Transport Canada endeavours to ensure the accuracy and integrity of the data contained within CADORS, however, the information within should be treated as preliminary, unsubstantiated and subject to change. - Cybelle Morin, Transport Canada spokesperson

On its website, Transport Canada says it tracks airport or landing strip incidents that "could affect aviation safety." The purpose of CADORS, said spokesperson Cybelle Morin in an email on Tuesday, is to capture initial information on incidents involving aircraft in Canadian airspace and at Canadian airports.

"Transport Canada endeavours to ensure the accuracy and integrity of the data contained within CADORS, however, the information within should be treated as preliminary, unsubstantiated and subject to change," she said. A different spokesperson on Wednesday said Transport Canada followed up with Air Tindi after the incident and did not find any "non-compliances" with aviation regulations.

Pilot 'did a great job'

Reynolds said it's typical for the Cessna Caravan to fly with one pilot, and that the aircraft, which was built in 1998, is considered relatively young. This particular aircraft hasn't had issues in the past, he said, and for such a plane to lose its backup power supply is "not common at all." 

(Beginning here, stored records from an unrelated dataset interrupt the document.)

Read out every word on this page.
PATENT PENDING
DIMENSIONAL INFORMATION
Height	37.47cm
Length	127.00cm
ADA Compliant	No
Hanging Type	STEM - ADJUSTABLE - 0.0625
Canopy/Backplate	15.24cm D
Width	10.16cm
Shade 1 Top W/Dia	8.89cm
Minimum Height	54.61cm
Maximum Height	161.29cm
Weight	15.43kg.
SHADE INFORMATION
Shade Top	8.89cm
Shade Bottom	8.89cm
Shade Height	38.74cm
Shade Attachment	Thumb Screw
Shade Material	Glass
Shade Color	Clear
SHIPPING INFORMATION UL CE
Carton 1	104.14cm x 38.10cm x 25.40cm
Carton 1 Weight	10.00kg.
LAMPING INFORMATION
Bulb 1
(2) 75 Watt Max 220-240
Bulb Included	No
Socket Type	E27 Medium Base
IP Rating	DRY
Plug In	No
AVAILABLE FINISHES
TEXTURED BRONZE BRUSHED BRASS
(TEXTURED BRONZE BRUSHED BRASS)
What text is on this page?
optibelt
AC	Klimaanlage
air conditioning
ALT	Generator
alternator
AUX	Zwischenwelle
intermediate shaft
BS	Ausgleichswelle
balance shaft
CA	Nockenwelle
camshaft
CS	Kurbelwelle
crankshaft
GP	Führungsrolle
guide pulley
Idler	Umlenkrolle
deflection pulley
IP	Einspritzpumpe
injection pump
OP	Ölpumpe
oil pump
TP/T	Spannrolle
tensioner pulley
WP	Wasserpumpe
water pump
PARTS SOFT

But given the circumstances, the pilot did "very well," said Reynolds. He said he radioed Edmonton air traffic control, got clearance to land in Behchoko, and landed as soon as was practical. "He did a great job," said Reynolds. "He did what he was trained to do in the simulator and followed that through really well and kept us all in the loop." 

The passengers took a different aircraft on to Fort Simpson and the Cessna was flown back to Yellowknife, said Reynolds. 

Now, he said, Air Tindi is "starting fresh." It's replacing the problematic parts on all of its Cessna Caravans, as well as increasing the frequency of inspections of those parts, and training maintenance personnel to watch out for that kind of failure.

The airline is investigating to find out exactly what happened.